Findings Ngā kitenga
- The seat of the fire was located within bales of empty polypropylene bags stored in the fishmeal bagging room on the fish processing deck.
- The Commission was not able to establish conclusively the source of ignition for the fire. However, it was about as likely than not to have been either the failure of a fluorescent light fitting or a failure within a fan unit, both of which were located above the seat of the fire.
- The crew had difficulty completely closing the flaps on the ventilation ducts to the fish processing deck where the fire was located, which would have hindered their attempts to contain the spread of the fire.
- The fire flaps designed for closing off ventilation ducts in the event of a fire met the minimum standards prescribed in maritime rules and were capable of being fully closed and secured. However, their design meant they were not quick, easy and intuitive to operate.
- From a risk perspective, the operator should consider amending the design of the closing arrangement on all the ventilation ducts to allow quick and easy closing in the event of a fire.
- It could not be established whether the material used to line the fish processing deck had fire-retardant properties, but it appeared to have burned and likely accelerated the spread of fire.-
- The Amaltal Columbia’s design and systems for the prevention, detection, containment and fighting of a fire met the standards of the applicable maritime rules; however, there were some aspects that could have been improved with a more risk-based approach to operations.
Safety issues and remedial action Ngā take haumanu me ngā mahi whakatika
General
-
The Commission classifies safety actions by two types:
(a) safety actions taken by the regulator or an operator to address safety issues identified by the Commission during an inquiry that would otherwise result in the Commission issuing a recommendation
(b) safety actions taken by the regulator or an operator to address other safety issues that would not normally result in the Commission issuing a recommendation.
Safety actions addressing safety issues identified during an inquiry None identified.
Safety actions addressing other safety issues
None identified.
Recommendations Ngā tūtohutanga
General
- The Commission may issue, or give notice of, recommendations to any person or organisation that it considers the most appropriate to address the identified safety issues, depending on whether these safety issues are applicable to a single operator only or to the wider transport sector. In this case, recommendations have been issued to the Director of Maritime New Zealand.
- In the interests of transport safety it is important that these recommendations are implemented without delay to help prevent similar accidents or incidents occurring in the future.
Recommendations
No new recommendations identified.
Key lessons Ngā akoranga matua
- The early detection of fires is critical to preventing their taking hold and spreading.

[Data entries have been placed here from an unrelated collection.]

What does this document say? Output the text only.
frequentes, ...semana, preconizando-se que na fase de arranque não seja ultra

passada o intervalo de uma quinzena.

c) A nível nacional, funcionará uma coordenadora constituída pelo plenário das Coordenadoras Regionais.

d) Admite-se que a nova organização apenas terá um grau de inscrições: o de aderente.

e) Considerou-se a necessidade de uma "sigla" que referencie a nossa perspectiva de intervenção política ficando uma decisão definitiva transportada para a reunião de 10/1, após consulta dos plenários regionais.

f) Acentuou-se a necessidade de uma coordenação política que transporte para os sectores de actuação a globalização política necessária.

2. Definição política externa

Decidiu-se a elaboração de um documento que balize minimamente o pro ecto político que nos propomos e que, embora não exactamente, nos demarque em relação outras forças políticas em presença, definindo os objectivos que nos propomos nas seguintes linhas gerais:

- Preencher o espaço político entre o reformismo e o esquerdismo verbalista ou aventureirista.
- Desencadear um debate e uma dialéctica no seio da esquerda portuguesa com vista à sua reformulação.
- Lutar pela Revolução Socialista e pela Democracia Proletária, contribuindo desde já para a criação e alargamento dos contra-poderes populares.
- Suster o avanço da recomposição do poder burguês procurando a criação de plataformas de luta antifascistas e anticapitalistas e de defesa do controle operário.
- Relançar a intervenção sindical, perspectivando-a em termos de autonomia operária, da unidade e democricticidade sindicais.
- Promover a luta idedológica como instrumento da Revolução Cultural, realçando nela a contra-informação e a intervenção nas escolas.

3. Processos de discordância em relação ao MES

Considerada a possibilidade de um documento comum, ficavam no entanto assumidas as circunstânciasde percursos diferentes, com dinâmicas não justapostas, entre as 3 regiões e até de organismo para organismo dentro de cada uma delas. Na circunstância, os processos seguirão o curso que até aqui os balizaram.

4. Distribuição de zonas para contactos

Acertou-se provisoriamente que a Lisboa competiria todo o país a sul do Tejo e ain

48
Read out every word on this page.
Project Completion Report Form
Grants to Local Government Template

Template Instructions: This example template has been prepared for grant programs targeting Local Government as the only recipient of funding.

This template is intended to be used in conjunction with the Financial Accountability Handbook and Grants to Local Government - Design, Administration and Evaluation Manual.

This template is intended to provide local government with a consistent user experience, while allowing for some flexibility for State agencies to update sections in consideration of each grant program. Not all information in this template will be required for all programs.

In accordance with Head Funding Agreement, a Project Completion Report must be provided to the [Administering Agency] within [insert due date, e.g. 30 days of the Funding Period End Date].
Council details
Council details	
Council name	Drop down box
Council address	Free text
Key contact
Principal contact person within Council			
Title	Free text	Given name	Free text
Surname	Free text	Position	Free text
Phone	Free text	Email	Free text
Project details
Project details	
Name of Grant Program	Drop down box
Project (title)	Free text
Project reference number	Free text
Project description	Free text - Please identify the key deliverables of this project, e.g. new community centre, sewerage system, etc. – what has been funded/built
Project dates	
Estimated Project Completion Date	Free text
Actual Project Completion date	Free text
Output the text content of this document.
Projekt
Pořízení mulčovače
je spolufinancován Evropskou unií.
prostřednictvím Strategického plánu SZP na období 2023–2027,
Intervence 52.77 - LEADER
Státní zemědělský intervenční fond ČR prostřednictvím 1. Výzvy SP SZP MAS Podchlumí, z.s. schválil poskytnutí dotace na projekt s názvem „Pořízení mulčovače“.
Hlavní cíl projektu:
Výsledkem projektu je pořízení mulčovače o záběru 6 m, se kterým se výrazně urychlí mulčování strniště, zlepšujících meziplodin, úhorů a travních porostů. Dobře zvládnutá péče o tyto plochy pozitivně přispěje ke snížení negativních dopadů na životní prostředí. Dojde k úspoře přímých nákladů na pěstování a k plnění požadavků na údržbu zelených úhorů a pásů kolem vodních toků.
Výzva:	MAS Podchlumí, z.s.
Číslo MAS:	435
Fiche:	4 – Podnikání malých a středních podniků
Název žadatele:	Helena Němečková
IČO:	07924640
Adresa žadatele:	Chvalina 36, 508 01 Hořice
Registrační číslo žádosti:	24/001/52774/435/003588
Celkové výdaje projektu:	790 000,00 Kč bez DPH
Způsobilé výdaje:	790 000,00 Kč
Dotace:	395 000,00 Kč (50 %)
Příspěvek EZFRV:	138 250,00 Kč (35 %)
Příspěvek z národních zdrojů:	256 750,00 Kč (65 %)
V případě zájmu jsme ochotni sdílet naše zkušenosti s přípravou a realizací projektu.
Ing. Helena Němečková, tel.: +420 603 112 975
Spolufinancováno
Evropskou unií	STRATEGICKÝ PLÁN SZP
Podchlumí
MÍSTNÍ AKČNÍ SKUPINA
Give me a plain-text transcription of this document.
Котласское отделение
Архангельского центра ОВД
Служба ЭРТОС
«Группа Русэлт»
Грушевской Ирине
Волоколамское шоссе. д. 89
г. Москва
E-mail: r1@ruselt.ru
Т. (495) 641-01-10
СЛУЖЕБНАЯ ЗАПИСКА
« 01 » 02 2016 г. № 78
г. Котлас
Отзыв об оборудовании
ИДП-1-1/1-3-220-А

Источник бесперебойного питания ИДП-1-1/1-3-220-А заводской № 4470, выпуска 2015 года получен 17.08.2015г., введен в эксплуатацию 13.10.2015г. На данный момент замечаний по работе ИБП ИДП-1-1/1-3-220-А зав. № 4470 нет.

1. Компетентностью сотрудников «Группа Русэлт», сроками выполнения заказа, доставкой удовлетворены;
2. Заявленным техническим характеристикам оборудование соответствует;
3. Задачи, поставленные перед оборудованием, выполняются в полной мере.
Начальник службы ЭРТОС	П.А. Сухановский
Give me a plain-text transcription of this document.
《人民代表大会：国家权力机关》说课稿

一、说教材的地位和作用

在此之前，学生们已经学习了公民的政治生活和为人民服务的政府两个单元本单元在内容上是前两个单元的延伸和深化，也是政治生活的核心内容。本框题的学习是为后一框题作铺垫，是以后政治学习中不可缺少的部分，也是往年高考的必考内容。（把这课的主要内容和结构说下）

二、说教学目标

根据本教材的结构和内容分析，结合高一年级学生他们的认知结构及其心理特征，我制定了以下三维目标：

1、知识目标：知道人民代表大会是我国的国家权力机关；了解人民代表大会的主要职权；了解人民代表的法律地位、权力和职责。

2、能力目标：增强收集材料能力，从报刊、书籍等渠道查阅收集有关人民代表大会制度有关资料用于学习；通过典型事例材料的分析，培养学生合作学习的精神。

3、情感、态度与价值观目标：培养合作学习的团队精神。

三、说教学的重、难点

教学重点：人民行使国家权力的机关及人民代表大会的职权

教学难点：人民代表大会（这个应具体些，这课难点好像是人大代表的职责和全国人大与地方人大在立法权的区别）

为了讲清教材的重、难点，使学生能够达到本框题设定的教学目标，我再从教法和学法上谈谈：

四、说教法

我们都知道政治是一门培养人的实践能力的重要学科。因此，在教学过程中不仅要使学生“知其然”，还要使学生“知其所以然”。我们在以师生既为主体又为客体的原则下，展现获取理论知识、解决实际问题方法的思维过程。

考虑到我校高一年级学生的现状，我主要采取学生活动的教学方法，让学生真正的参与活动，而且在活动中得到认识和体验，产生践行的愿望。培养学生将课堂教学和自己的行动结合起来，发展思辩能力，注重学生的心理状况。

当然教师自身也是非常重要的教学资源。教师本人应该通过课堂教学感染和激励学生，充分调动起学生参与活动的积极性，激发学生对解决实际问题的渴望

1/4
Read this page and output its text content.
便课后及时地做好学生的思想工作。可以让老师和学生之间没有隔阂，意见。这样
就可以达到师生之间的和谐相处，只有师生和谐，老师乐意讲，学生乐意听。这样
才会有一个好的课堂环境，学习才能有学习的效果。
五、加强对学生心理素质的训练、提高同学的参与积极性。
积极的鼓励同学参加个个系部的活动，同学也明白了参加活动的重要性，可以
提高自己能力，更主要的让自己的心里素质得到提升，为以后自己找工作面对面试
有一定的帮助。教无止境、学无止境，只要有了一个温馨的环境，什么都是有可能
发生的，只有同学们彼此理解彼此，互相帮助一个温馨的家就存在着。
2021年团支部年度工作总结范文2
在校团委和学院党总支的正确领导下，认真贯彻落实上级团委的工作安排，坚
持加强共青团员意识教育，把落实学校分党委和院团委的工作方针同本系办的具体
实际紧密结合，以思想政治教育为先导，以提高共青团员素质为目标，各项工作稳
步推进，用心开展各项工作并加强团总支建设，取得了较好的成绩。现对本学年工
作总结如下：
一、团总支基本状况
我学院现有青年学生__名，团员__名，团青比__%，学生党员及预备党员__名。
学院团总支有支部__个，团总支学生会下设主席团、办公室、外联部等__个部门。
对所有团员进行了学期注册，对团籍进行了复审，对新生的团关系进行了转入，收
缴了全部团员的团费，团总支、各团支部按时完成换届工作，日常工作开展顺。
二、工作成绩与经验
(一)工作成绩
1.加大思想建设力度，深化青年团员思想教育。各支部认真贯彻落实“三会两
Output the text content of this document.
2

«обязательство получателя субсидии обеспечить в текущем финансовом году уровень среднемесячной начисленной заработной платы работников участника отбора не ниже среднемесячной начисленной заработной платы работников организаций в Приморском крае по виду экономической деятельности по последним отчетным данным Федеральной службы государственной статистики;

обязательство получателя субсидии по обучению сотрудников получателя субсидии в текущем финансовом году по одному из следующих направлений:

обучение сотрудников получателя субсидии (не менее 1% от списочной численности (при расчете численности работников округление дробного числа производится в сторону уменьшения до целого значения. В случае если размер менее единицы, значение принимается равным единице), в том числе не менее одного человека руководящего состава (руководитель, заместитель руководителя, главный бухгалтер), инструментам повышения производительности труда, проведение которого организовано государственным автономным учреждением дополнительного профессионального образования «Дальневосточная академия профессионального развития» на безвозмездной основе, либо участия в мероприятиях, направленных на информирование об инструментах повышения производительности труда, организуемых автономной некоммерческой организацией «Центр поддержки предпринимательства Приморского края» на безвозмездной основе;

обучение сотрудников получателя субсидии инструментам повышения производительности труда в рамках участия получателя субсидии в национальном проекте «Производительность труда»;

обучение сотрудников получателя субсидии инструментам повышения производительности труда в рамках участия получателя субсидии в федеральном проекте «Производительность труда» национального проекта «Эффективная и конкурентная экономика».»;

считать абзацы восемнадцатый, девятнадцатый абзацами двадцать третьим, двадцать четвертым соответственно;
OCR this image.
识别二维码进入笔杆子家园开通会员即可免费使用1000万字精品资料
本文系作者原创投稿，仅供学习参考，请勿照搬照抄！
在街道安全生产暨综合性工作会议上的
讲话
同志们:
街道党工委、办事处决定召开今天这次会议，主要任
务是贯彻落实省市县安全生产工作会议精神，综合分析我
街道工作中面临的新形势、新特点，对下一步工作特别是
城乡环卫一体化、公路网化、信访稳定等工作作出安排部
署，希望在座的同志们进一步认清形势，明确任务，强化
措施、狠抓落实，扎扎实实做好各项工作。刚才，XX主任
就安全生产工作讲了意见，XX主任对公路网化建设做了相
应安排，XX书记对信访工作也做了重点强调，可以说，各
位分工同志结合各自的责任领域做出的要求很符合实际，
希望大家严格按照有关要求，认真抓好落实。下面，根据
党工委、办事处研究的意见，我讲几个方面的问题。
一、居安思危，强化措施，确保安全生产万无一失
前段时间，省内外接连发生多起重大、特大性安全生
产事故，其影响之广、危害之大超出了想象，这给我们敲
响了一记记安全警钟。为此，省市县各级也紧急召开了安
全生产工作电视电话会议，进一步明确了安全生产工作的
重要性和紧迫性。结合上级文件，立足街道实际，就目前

- Older-style fluorescent light fittings are more prone to failure and to start a fire than more modern fittings. Operators of older ships should consider the risk of not replacing such lights with more modern and safer lights.
-
Arrangements that are designed to close off a space and contain a fire need to be quick, easy and intuitive to use, taking account of the conditions the crew are likely to encounter in a real fire.
-
The use of fire-retardant materials in the construction and fit-out of spaces on board ships will help to prevent the ignition and spreading of fires.
Glossary Kuputaka
- Bulkhead
- Nautical term for a wall
- Grandfathering
- A provision in which an old rule continues to apply to an existing vessel while a new rule will apply to all future vessels. Those exempt from the new rule are said to have grandfather rights
- Self-contained breathing apparatus
- A breathing device worn by firefighters that provides breathable air in an atmosphere dangerous to health.